Posted by Rhonda Spaulding on December 30, 2007

Here we are ready to ring in the new year. The year 2008 should bring lots of excitement including a crazy presidential election. However, before we get to all of that we must file and deal with what the IRS calls “Information Returns”. Let’s just review some of the more common forms and what you might need to know as we enter the tax season.

Form 1098 – You will receive one of these if you paid mortgage interest during 2007. When filing your tax return, remember to deduct any mortgage insurance premiums (PMI) for any home you bought or refinanced in 2007. These premiums are only required on the 1098 if more than $600, but are still deductible in 2007.

Form 1098-E – You will receive one of these for any student loan interest you paid in excess of $600.

Form 1099-B – Brokers use this form to report sales of stocks, bonds, etc.

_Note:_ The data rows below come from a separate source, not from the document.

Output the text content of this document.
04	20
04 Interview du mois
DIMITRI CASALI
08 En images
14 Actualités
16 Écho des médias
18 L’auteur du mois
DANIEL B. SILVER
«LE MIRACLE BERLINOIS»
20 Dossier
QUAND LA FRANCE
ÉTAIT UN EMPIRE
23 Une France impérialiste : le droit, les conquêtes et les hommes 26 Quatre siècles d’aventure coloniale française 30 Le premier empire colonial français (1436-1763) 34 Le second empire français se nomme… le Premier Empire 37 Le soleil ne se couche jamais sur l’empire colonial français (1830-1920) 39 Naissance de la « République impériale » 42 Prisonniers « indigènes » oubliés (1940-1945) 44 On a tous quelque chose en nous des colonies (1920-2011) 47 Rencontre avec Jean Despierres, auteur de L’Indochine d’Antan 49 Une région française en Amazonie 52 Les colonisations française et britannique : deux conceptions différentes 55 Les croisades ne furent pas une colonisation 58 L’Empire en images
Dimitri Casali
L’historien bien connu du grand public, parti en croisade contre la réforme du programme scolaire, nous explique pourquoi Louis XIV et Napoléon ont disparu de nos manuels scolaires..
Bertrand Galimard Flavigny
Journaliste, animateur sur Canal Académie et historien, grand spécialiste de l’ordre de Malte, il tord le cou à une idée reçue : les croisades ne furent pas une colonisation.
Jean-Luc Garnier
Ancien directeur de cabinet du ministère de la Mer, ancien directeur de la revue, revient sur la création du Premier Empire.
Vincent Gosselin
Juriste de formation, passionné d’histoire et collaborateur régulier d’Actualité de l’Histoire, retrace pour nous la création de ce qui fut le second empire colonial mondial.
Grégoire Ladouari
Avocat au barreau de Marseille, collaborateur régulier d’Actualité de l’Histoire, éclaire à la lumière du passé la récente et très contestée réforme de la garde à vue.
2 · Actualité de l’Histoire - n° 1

Form 1099-DIV – Corporations primarily issue these forms for each person to whom they paid $10 or more in distributions including dividends, capital gains, or nontaxable distributions on stock. S-Corporation shareholders will receive this form for any distributions made during the year out of accumulated earnings and profits.

Form 1099-G – You should get one of these if you received $10 or more from a government entity. Some common examples include tax refunds and unemployment benefits.

Form 1099-R – This form is used to report distributions of $10 or more from retirement or profit-sharing plans, IRAs, SEPs, annuities or insurance contracts.

Form 1099-MISC – If you own or run a business, you will need to file this form for each person you paid at least $10 in gross royalty payments, or $600 for rents or services in the course of a trade or business.

Form W-2 – Your employer will file this form for each employee. Employers use this form to report wages, tips and other compensation as well as withholdings for income taxes.

You should expect to receive your forms before or around January 31. The forms are due to the IRS by the end of February. W-2 forms are also due to the Social Security Administration by February 29, 2008 (Happy Leap Year)!